Mit dem heutigen Abstand kann Curtis ihre Sucht klar umreißen und beschreibt: “Ich hatte Glück. Es gelang mir zu erkennen, dass der Schmerz vor langer Zeit und ganz weit weg begonnen hatte, und dass der Weg zu dem Narkotikum eine Frage der Zeit war. Der Schmerz musste betäubt werden.”

Noch heute nimmt die US-Amerikanerin ihre Vergangenheit nicht auf die leichte Schulter. “Die Überwindung meiner Medikamentenabhängigkeit ist die größte Leistung meines Lebens”, sagt die schöne Brünette, betont aber: “Es ist harte Arbeit – harte, schmerzhafte Arbeit. Aber Hilfe ist da, in jeder Stadt und Karriere gibt es von Drogen und Alkohol befreite Mitglieder der Gesellschaft, aus jeder Ecke des Lebens, die helfen und führen.”

In ihrem Blog verweist Curtis auch auf den King of Pop, Michael Jackson, der im letzten Monat an einer vermeintlichen Medikamenten-Überdosis gestorben ist.

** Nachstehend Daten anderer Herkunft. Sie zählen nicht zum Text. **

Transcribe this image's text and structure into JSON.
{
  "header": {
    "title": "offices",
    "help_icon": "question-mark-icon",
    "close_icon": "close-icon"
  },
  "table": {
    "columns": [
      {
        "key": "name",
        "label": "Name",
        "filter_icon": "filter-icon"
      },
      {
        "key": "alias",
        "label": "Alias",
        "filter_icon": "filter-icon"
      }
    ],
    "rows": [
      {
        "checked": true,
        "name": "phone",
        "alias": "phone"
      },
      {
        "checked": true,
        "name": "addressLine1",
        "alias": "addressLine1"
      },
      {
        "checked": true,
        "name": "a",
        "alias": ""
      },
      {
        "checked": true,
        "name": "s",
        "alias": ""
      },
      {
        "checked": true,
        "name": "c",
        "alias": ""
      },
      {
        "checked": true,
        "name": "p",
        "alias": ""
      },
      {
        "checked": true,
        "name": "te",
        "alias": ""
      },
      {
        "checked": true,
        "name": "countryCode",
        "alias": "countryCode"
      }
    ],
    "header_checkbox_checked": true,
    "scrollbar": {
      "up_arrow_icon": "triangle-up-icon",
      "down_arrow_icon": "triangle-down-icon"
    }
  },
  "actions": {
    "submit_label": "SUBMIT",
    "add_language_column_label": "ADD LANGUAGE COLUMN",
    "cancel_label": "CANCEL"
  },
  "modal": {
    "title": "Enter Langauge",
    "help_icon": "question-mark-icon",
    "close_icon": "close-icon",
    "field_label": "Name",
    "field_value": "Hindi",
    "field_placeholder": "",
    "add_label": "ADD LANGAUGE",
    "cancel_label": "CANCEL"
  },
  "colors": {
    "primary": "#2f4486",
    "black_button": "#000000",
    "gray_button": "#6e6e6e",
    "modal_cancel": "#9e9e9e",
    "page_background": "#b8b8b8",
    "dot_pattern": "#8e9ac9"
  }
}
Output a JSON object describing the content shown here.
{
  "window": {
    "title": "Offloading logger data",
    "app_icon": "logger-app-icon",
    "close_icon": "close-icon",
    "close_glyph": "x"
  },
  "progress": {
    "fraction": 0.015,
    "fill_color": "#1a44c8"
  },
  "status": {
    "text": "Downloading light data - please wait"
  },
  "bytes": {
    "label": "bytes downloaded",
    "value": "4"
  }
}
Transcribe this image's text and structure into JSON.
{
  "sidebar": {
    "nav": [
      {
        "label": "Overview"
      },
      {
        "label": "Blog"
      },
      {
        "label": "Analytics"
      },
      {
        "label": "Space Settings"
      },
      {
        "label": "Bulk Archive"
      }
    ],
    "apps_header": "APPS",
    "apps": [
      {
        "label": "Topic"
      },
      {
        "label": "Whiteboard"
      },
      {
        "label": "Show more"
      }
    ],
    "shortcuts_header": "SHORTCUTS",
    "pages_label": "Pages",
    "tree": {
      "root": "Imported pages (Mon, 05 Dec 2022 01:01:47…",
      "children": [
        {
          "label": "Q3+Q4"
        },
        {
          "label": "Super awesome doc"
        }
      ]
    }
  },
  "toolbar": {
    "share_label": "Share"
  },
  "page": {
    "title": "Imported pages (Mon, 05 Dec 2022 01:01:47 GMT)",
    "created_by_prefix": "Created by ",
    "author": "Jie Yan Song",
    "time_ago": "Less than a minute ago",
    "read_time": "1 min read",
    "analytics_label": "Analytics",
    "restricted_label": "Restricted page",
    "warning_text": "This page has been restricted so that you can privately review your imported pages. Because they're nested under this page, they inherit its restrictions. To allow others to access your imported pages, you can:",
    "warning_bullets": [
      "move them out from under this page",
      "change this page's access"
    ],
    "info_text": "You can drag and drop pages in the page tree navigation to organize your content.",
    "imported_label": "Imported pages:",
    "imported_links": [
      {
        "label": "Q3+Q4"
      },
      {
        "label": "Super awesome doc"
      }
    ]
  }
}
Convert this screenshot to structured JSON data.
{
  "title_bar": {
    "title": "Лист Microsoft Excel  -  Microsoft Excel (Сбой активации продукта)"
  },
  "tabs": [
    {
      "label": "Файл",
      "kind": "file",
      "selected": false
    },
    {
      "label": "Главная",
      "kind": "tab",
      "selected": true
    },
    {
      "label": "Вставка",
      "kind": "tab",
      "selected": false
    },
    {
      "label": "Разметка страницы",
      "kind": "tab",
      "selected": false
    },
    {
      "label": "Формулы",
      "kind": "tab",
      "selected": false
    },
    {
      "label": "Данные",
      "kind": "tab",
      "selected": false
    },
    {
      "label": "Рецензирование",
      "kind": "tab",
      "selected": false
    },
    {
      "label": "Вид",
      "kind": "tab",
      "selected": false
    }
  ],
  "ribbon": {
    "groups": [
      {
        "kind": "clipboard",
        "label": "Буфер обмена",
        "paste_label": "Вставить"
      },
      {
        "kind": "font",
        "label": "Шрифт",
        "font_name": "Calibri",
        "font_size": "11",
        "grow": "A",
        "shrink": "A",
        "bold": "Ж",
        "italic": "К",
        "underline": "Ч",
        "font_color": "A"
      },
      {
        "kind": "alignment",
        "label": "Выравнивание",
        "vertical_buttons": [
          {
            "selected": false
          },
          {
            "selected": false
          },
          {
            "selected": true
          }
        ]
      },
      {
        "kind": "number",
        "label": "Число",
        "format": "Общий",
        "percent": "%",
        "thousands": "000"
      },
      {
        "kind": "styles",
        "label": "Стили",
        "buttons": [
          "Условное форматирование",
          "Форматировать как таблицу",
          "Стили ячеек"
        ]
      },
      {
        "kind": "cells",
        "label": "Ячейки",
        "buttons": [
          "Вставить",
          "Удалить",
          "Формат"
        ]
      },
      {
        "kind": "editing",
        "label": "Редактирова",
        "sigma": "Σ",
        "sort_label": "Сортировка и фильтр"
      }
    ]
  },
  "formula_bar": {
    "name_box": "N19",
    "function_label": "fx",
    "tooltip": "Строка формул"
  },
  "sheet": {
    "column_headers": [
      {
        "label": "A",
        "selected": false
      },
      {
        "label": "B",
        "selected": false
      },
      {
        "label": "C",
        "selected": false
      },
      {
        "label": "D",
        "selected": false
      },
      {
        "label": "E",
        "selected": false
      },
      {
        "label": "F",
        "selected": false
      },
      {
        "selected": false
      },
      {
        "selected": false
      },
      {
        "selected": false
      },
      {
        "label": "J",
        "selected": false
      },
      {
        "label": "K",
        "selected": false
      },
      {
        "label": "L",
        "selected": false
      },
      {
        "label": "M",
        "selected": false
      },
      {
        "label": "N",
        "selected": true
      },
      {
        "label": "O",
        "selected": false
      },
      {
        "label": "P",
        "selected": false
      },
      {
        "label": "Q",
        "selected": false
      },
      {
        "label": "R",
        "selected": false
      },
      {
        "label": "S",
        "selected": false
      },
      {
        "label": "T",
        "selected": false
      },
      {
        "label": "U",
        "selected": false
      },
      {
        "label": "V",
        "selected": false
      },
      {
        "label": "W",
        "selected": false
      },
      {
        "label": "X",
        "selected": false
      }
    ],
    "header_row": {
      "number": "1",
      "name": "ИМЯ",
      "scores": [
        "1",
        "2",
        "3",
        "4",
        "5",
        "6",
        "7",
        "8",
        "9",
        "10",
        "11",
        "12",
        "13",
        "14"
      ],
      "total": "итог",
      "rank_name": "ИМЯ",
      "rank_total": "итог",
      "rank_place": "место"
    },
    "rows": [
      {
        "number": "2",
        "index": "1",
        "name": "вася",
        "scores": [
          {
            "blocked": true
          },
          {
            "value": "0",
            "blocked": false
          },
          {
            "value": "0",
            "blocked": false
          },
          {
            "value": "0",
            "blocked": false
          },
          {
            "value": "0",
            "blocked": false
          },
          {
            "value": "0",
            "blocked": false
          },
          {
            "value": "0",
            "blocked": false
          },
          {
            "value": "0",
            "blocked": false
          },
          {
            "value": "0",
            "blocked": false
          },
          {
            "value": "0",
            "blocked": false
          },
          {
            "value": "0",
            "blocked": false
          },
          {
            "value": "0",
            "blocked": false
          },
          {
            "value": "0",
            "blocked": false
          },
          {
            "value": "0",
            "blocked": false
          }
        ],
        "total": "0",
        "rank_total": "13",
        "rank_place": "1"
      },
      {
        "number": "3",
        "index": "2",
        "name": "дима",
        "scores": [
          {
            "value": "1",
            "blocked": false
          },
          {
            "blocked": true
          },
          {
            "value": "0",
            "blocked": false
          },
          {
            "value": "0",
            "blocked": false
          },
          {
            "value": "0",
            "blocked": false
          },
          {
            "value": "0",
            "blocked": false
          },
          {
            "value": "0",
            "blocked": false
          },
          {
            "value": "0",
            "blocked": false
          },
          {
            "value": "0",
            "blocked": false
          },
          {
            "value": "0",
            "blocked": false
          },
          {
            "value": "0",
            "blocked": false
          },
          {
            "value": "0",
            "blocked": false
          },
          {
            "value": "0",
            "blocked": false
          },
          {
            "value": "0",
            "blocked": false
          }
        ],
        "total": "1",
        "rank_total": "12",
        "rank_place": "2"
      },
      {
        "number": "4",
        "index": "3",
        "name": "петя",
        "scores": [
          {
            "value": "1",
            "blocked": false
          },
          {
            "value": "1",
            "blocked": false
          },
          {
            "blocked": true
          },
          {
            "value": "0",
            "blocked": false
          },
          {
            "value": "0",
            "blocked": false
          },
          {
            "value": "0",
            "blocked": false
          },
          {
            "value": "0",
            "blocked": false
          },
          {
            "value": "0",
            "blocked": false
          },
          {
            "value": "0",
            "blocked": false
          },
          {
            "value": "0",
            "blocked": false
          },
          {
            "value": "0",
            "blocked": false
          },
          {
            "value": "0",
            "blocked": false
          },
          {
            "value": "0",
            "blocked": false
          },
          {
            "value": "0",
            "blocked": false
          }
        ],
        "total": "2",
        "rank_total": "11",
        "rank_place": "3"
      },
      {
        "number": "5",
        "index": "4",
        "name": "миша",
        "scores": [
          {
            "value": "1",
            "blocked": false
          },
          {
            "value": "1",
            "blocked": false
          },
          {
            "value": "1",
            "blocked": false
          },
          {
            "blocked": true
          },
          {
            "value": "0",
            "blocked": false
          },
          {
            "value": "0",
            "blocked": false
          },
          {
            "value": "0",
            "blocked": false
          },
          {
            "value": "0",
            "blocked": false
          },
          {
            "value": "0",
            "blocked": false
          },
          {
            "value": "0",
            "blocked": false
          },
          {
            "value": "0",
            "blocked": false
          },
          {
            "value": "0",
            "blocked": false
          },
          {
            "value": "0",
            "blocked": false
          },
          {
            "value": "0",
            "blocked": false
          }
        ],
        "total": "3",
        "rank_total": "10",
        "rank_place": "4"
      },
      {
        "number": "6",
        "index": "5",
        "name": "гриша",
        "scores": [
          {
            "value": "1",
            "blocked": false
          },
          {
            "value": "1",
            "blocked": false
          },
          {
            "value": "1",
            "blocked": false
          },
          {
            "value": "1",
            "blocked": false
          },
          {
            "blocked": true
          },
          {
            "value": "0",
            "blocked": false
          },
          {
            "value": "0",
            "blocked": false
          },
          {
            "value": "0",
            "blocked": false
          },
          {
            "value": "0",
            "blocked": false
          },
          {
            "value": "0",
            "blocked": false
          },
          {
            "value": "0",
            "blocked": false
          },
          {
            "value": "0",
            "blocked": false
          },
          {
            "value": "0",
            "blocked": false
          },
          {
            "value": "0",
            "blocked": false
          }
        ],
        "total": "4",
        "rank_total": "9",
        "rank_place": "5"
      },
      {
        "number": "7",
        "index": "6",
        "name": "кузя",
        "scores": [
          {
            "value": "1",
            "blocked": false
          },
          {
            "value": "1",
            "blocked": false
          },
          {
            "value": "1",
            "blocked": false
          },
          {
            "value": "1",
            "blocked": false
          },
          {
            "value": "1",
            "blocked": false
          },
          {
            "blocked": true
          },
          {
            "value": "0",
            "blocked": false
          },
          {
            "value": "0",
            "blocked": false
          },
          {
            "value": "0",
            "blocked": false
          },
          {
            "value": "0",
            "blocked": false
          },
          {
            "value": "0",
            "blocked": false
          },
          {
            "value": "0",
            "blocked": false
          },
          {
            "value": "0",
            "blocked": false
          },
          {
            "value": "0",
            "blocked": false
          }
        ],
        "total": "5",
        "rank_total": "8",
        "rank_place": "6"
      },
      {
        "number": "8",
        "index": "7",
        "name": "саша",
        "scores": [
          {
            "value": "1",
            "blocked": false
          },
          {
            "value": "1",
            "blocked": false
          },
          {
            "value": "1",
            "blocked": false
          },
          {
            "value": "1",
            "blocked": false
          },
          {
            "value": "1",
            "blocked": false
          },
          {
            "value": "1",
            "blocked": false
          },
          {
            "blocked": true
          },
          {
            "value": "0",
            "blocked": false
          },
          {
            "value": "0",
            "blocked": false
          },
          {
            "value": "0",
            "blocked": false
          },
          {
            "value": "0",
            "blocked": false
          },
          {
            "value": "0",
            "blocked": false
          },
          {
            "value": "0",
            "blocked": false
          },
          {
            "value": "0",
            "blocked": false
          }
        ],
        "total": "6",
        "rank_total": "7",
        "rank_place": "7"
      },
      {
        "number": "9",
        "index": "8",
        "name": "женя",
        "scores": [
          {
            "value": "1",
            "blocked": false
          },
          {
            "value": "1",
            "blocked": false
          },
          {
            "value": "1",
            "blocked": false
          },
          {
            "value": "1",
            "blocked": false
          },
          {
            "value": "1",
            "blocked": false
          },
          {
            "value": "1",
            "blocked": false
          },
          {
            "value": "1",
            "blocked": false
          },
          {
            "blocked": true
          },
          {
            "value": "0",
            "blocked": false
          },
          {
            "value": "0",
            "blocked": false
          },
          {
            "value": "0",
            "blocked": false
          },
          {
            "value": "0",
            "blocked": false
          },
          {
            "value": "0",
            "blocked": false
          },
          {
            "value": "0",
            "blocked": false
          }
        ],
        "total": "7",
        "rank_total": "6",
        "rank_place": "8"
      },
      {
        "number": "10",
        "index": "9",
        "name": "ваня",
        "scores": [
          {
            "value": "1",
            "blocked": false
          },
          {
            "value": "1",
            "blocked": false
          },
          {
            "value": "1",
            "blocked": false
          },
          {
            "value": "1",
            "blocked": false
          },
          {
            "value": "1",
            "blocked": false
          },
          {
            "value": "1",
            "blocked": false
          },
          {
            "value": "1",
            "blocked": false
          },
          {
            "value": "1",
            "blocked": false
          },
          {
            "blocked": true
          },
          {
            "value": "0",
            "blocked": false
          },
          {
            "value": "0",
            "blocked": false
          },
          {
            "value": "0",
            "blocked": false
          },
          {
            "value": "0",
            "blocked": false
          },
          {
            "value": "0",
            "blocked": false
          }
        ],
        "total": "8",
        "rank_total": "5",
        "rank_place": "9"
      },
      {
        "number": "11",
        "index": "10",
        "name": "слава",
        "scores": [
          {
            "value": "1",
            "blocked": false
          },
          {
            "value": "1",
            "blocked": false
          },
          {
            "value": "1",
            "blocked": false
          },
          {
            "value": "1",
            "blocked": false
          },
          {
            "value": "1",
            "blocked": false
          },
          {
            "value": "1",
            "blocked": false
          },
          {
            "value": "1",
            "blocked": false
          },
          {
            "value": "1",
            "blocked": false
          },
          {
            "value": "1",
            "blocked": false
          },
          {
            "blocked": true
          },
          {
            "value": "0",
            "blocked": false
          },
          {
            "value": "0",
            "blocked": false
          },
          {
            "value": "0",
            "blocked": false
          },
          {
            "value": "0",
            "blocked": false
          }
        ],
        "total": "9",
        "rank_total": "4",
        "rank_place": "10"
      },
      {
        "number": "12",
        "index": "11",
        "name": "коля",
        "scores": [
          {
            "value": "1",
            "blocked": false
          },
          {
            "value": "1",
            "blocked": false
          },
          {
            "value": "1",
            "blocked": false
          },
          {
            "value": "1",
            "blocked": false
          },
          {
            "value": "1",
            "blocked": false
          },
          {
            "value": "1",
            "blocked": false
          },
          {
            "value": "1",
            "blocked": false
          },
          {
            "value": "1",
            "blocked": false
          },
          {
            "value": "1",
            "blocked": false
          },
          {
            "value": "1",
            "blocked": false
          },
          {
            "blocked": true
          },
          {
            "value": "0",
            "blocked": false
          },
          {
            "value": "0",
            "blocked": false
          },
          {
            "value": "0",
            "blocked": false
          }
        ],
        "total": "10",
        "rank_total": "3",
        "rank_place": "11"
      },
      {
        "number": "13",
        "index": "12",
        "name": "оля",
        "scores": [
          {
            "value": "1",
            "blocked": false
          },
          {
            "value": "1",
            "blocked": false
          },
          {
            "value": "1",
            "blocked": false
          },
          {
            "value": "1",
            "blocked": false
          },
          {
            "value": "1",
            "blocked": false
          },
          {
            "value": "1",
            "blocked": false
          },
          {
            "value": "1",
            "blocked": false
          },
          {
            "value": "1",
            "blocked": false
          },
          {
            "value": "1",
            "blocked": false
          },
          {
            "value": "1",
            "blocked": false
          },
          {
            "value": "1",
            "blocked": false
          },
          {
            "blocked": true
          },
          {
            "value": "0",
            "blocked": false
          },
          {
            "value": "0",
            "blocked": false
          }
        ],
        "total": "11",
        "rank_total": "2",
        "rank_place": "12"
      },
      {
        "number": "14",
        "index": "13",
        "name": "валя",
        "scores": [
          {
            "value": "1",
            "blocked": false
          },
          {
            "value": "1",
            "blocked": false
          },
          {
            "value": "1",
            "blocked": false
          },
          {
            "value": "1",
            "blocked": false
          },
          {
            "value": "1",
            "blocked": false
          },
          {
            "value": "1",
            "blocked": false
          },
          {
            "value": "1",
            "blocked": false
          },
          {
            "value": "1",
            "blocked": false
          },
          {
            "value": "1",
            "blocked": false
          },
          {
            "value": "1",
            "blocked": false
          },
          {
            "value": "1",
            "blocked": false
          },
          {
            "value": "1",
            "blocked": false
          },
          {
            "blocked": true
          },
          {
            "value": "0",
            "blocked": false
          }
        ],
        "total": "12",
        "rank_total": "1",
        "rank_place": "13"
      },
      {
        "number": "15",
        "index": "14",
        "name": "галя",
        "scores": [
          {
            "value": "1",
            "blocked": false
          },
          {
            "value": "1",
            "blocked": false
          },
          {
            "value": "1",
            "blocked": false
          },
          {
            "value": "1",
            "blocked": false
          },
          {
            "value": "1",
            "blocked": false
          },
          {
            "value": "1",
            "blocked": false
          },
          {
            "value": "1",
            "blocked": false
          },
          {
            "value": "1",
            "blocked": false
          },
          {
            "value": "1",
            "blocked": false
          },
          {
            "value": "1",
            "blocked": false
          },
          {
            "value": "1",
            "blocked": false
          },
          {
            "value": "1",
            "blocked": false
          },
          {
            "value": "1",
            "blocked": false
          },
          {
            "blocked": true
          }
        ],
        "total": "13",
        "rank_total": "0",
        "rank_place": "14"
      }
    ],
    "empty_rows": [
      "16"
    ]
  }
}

Sie bezeichnet Jacksons Kindheit als die Wurzel seines Leidens. Dass sein Unfall beim Dreh zu einer Pepsi-Werbung, bei dem Jacko schwere Verbrennungen erlitt, seine Sucht ausgelöst haben soll, glaubt Curtis indes nicht. Sie betont: “Die Erklärung lautet, dass in diesem Moment die Drogen ihren Anfang nahmen, die letztendlich sein Leben bestimmten. Ich glaube das nicht. Die Qualen, die er erlitt, begleiteten ihn seit seiner Geburt, seit er zur Konsumware wurde, was ihn dann zu diesem King of Pop wird zum ‚Wiesel in seiner Neverland-Box’ machte, was ihn zerstört hat.”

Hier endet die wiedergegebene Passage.